Pipeline information

Output files
  • pipeline_info/
    • Reports generated by Nextflow: execution_report.html, execution_timeline.html, execution_trace.txt and pipeline_dag.dot/pipeline_dag.svg.
    • Reports generated by the pipeline: pipeline_report.html, pipeline_report.txt and software_versions.yml. The pipeline_report* files will only be present if the --email / --email_on_fail parameter’s are used when running the pipeline.

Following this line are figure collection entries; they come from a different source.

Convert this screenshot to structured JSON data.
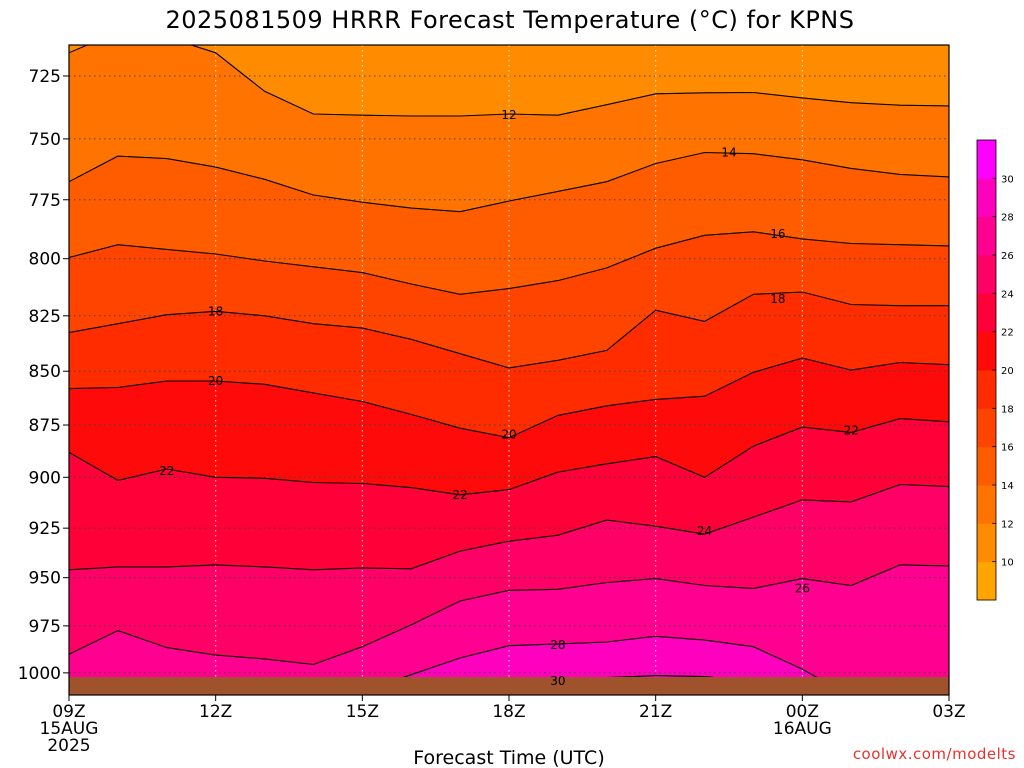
{
  "chart_data": {
    "type": "contour",
    "title": "2025081509 HRRR Forecast Temperature (°C) for KPNS",
    "xlabel": "Forecast Time (UTC)",
    "ylabel": "",
    "yscale": "log",
    "ylim": [
      1012,
      713
    ],
    "xlim": [
      0,
      24
    ],
    "x_ticks": [
      {
        "hour": 0,
        "lines": [
          "09Z",
          "15AUG",
          "2025"
        ]
      },
      {
        "hour": 3,
        "lines": [
          "12Z"
        ]
      },
      {
        "hour": 6,
        "lines": [
          "15Z"
        ]
      },
      {
        "hour": 9,
        "lines": [
          "18Z"
        ]
      },
      {
        "hour": 12,
        "lines": [
          "21Z"
        ]
      },
      {
        "hour": 15,
        "lines": [
          "00Z",
          "16AUG"
        ]
      },
      {
        "hour": 18,
        "lines": [
          "03Z"
        ]
      }
    ],
    "y_ticks": [
      725,
      750,
      775,
      800,
      825,
      850,
      875,
      900,
      925,
      950,
      975,
      1000
    ],
    "grid": true,
    "colorbar": {
      "levels": [
        8,
        10,
        12,
        14,
        16,
        18,
        20,
        22,
        24,
        26,
        28,
        30,
        32
      ],
      "tick_labels": [
        10,
        12,
        14,
        16,
        18,
        20,
        22,
        24,
        26,
        28,
        30
      ],
      "colors": [
        "#ffa500",
        "#ff8c00",
        "#ff7400",
        "#ff5c00",
        "#ff4400",
        "#ff2c00",
        "#ff0a0a",
        "#ff0038",
        "#ff0066",
        "#ff0090",
        "#ff00bf",
        "#ff00ff"
      ]
    },
    "hours": [
      0,
      1,
      2,
      3,
      4,
      5,
      6,
      7,
      8,
      9,
      10,
      11,
      12,
      13,
      14,
      15,
      16,
      17,
      18
    ],
    "contours": [
      {
        "level": 12,
        "pressures": [
          716,
          708,
          710,
          716,
          731,
          740,
          740.5,
          740.8,
          740.8,
          740,
          740.5,
          736.3,
          732,
          731.6,
          731.5,
          733.6,
          735.5,
          736.5,
          736.8
        ]
      },
      {
        "level": 14,
        "pressures": [
          767.5,
          757,
          758,
          761.5,
          766.5,
          773,
          776,
          778.5,
          780,
          775.5,
          771.5,
          767.5,
          760,
          755.5,
          756,
          758.5,
          762,
          764.5,
          765.5
        ]
      },
      {
        "level": 16,
        "pressures": [
          799.5,
          794,
          796,
          798,
          801,
          803.5,
          806,
          811,
          815.5,
          813,
          809.5,
          804,
          795.5,
          790,
          788.5,
          791.5,
          793.5,
          794,
          794.5
        ]
      },
      {
        "level": 18,
        "pressures": [
          832.5,
          828.5,
          824.5,
          823,
          825,
          828.5,
          830.5,
          835.5,
          842,
          848.5,
          845,
          840.5,
          822.5,
          827.5,
          815.5,
          814.5,
          820,
          820.5,
          820.5
        ]
      },
      {
        "level": 20,
        "pressures": [
          858,
          857.5,
          854.5,
          854.5,
          856,
          860,
          864,
          870,
          876.5,
          881,
          870.5,
          866,
          863,
          861.5,
          850.5,
          844,
          849.5,
          846,
          847
        ]
      },
      {
        "level": 22,
        "pressures": [
          888,
          901.5,
          896,
          900,
          900.5,
          902.5,
          903,
          905,
          908.5,
          906,
          897.5,
          893.5,
          890,
          900,
          885,
          876,
          878.5,
          872,
          873.5
        ]
      },
      {
        "level": 24,
        "pressures": [
          946,
          944.5,
          944.5,
          943.5,
          944.5,
          946,
          945,
          945.5,
          936.5,
          931.5,
          928.5,
          921,
          924,
          928,
          919.5,
          911,
          912,
          903.5,
          904.5
        ]
      },
      {
        "level": 26,
        "pressures": [
          990,
          977.5,
          986.5,
          990.5,
          992.5,
          995.5,
          986,
          974.5,
          962,
          956.5,
          956,
          952.5,
          950.5,
          954,
          955.5,
          950.5,
          954,
          943.5,
          944
        ]
      },
      {
        "level": 28,
        "pressures": [
          1014,
          1009,
          1011,
          1012,
          1016,
          1017,
          1010,
          1001,
          992,
          985.5,
          984.5,
          983.5,
          980.5,
          982.5,
          986,
          998,
          1013,
          1022,
          1025
        ]
      },
      {
        "level": 30,
        "pressures": [
          1030,
          1030,
          1030,
          1030,
          1030,
          1030,
          1027,
          1018,
          1010,
          1006,
          1004,
          1002.5,
          1001.5,
          1002,
          1004.5,
          1009,
          1028,
          1035,
          1040
        ]
      }
    ],
    "labels": [
      {
        "level": 12,
        "hour": 9,
        "pressure": 740.5
      },
      {
        "level": 14,
        "hour": 13.5,
        "pressure": 755.5
      },
      {
        "level": 16,
        "hour": 14.5,
        "pressure": 789.5
      },
      {
        "level": 18,
        "hour": 3,
        "pressure": 823
      },
      {
        "level": 18,
        "hour": 14.5,
        "pressure": 817.5
      },
      {
        "level": 20,
        "hour": 3,
        "pressure": 854.5
      },
      {
        "level": 20,
        "hour": 9,
        "pressure": 879.5
      },
      {
        "level": 22,
        "hour": 2,
        "pressure": 897
      },
      {
        "level": 22,
        "hour": 8,
        "pressure": 908.5
      },
      {
        "level": 22,
        "hour": 16,
        "pressure": 877.5
      },
      {
        "level": 24,
        "hour": 13,
        "pressure": 926.5
      },
      {
        "level": 26,
        "hour": 15,
        "pressure": 955.5
      },
      {
        "level": 28,
        "hour": 10,
        "pressure": 985
      },
      {
        "level": 30,
        "hour": 10,
        "pressure": 1004.5
      }
    ],
    "surface_color": "#a0522d"
  },
  "credit": "coolwx.com/modelts"
}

    • Reformatted samplesheet files used as input to the pipeline: samplesheet.valid.csv.
    • Parameters used by the pipeline run: params.json.

Nextflow provides excellent functionality for generating various reports relevant to the running and execution of the pipeline. This will allow you to troubleshoot errors with the running of the pipeline, and also provide you with other information such as launch commands, run times and resource usage.